If you get an insight (or are referencing an idea/discovery), you need to cite where it comes from. Good/bad journal. Even trade journals, websites, personal communications, etc.
In addition, if you are surveying the literature (or semi-surveying at the intro to a paper), than you should list all the papers that would be useful for readers. I would use some judgment (this is a favor you are doing for the reader). List the most useful papers (good ones, mini-reviews, etc.). You should not feel the need to show everything (impossible in active fields, e.g. electronic thin films). But give the reader the best ones--after that he is on his own to get "cites from the cites" or to do his own ad hoc lit search.
In the event that citations are limited, I would probably lean more towards inclusion (of junkier stuff).
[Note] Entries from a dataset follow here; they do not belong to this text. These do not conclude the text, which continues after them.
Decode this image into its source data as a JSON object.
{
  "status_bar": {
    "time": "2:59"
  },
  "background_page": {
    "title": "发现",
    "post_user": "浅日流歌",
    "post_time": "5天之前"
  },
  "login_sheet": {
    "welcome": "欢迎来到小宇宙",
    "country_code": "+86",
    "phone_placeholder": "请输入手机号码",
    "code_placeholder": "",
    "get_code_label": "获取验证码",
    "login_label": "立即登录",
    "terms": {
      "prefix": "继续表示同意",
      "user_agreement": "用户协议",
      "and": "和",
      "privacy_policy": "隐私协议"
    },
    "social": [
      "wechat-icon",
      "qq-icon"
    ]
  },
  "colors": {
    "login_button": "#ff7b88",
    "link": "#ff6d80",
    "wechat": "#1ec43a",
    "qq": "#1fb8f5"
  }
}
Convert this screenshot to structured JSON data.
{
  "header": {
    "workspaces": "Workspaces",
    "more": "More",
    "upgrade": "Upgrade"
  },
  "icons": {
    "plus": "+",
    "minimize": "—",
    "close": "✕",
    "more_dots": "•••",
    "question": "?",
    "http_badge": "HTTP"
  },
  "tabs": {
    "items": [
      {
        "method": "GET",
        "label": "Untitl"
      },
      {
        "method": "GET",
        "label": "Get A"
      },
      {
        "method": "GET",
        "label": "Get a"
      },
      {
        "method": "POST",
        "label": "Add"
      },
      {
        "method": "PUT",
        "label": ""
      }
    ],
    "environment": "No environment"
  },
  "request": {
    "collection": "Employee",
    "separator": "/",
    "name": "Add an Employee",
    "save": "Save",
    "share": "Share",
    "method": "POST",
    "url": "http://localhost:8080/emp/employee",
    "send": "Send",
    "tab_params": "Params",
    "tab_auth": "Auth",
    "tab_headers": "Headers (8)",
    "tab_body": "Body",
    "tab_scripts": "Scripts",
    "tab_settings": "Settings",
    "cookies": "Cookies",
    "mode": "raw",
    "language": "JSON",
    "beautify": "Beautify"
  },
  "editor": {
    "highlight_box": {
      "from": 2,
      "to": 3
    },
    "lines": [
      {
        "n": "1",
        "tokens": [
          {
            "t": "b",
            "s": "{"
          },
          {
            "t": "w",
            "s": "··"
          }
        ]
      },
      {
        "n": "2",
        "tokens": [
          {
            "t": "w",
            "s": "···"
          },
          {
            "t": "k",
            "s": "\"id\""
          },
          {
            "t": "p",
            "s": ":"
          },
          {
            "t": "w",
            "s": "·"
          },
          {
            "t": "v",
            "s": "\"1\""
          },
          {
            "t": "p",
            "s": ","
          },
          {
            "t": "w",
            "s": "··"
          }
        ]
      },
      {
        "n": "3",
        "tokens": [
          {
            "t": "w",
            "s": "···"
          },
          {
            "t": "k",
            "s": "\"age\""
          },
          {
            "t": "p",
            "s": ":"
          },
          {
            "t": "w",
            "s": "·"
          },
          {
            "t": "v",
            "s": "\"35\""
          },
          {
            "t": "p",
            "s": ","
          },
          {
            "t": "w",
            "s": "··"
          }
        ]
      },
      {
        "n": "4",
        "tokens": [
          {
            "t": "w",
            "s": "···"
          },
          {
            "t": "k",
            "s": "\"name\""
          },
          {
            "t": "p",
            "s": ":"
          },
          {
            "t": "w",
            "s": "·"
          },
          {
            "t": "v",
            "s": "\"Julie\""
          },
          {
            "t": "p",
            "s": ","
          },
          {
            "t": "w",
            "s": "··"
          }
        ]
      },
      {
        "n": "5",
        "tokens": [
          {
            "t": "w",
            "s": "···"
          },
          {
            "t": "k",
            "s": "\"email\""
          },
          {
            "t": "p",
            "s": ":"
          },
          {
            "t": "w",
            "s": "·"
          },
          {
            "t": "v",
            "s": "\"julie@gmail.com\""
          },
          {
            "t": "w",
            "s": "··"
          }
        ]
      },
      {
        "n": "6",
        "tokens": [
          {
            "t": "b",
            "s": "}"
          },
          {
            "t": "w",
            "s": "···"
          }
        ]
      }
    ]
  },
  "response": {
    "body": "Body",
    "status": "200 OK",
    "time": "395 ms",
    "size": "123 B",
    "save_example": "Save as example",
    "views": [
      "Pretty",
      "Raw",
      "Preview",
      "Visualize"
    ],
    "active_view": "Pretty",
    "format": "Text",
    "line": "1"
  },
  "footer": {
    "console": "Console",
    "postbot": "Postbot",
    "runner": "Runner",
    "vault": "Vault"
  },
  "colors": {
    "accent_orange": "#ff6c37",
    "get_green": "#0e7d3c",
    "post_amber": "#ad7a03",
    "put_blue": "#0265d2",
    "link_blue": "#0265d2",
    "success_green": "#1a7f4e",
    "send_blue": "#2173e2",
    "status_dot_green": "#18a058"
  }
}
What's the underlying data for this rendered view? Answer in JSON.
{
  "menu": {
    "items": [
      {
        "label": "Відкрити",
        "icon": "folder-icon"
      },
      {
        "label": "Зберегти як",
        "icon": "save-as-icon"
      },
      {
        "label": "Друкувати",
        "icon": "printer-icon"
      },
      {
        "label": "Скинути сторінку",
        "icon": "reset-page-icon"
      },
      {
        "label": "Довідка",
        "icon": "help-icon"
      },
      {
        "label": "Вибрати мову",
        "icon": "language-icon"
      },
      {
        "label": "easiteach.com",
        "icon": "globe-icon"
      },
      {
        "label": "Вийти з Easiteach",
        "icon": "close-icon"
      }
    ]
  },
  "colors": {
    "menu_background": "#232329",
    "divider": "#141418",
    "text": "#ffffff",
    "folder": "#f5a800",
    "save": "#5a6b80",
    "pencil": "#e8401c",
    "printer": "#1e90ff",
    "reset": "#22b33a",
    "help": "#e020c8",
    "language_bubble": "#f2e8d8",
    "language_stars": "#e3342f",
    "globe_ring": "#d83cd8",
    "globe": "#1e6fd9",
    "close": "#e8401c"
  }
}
Conversely, if there's a lot out there...show the best stuff and skip the "this is a paper about an individual film, not a set of them" type dross.
At the end of the day, this is not a Euclidean proof, but a thoughtful help to the reader. And some element of selection/exclusion is what you are delivering to them (and they will appreciate it...after all they can do their own search in addition). It can't be done perfectly since it is always up for debate. But it can be done thoughtfully and helpfully. Just like most practical problems in business, government, etc.
I definitely wouldn't be tentative about junky journals if you know the papers are good or if that's all there is. If anyone contests it, just say (truthfully hopefully) "I have spent years reading and working in this area and am one of the world's experts in it" (as an older grad student, this is actually a reasonable position...you are the expert in your thesis.)
All that said, I have found that junky journals are usually worse. But you will develop your own intuitions here, within your field. I know that in physics and chemistry, the APS and ACS specialty journals still are quite good. Even some of the Elsevier and the like competition. And Nature/Science (while very prestigious and many good papers) do tend to have more of a problem with headline-seekers and fraud. Since it is a big deal to get papers there and since they see themselves as more than just science journals, but somewhat news-y. Non-US national societies (especially excepting France, Germany, UK) tend to be worse. TEND. But I would look with a wary eye at Japanese Applied Films or the like. And I definitely wouldn't bother ever skimming the table of contents of such a magazine--only coming to their papers as parts of lit searches or "cite from cite" tracing.
But of course, look at the specific papers. You should develop enough perspective (and be enough of a critical thinker) to recognize some of the attention-seeker crappiness in Nature and/or find a diamond in the rough in Japanese Applied Films. And then obviously put the better stuff forward. Don't be a mouse.